Viviana Jaramillo için Uluslararası Tango Festivali'ni yönetmek bir işten daha fazlası: bir tutku. Türle olan geçmişi, büyükanne ve büyükbabasının dansını izlemesiyle başladı ve o zamandan beri bu türü sevmekten vazgeçmedi. 20 yılı aşkın deneyime sahip profesyonel bir tango dansçısı olarak festivali yeni bir görünürlük seviyesine taşıdı.

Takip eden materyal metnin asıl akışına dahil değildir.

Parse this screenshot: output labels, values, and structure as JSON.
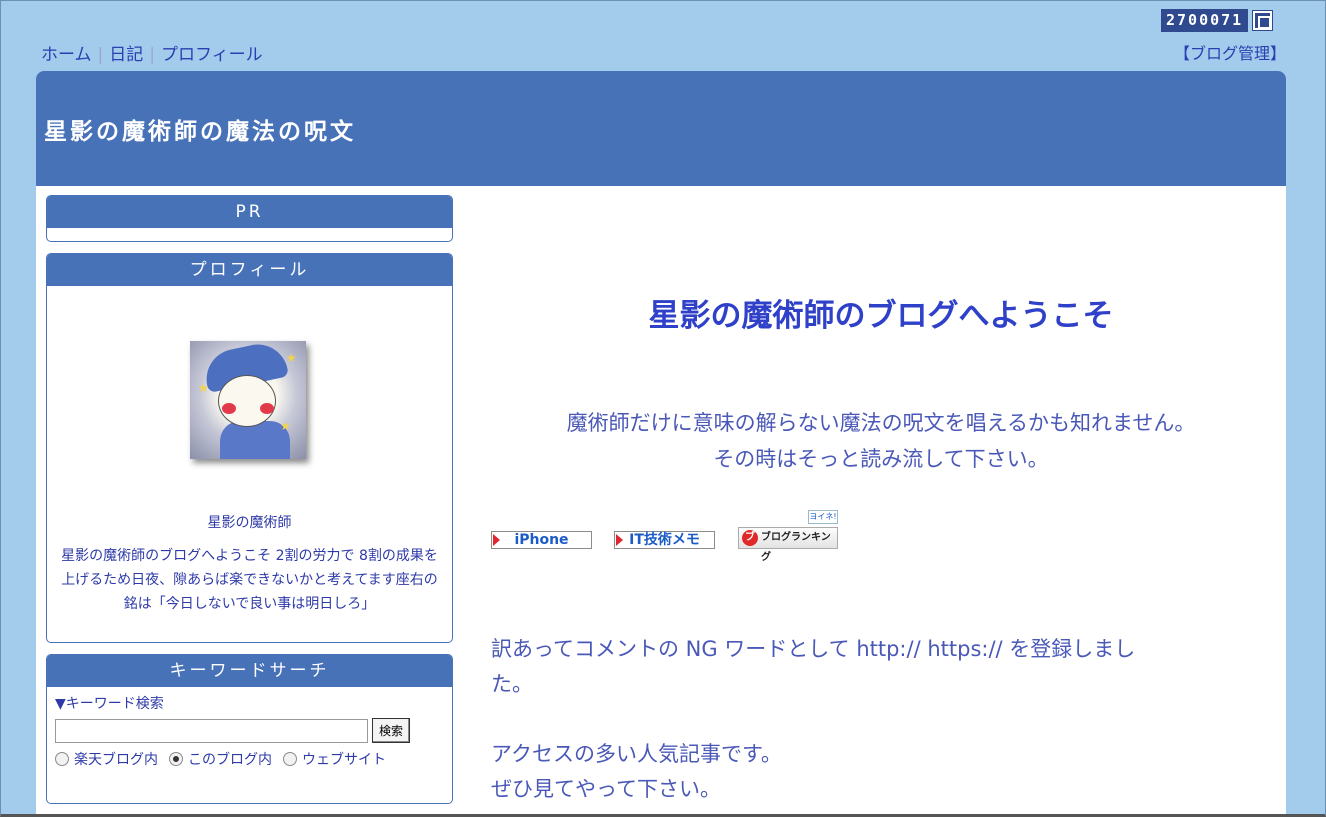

Şimdiki zorluk, uluslararası konumunu güçlendirmek için daha fazla önceden planlama yapmaktır. "Tango dünyası çok ilerilere gidiyor. Mevcut edisyon sona erer ermez festivali duyurmak, daha fazla insanın Medellín'e seyahatini planlamasını sağlamanın anahtarıdır," diye iddia ediyor.
Çünkü bu şehir sadece tango dinlemiyor: onu soluyor, yaşıyor ve yansıtıyor . Bu yıl, Gardel'in anısını rehber edinerek Medellín, nostaljiyi kutlayan ama aynı zamanda geleceği de kutlayan bir festivalle tango kalbini bir kez daha ateşleyecek . Dans edilen, söylenen, dinlenen ve her şeyden öte hissedilen bir festival.
ANGELA MARÍA PÁEZ RODRÍGUEZ - MULTİMEDYA GAZETECİLİK OKULU EL TIEMPO.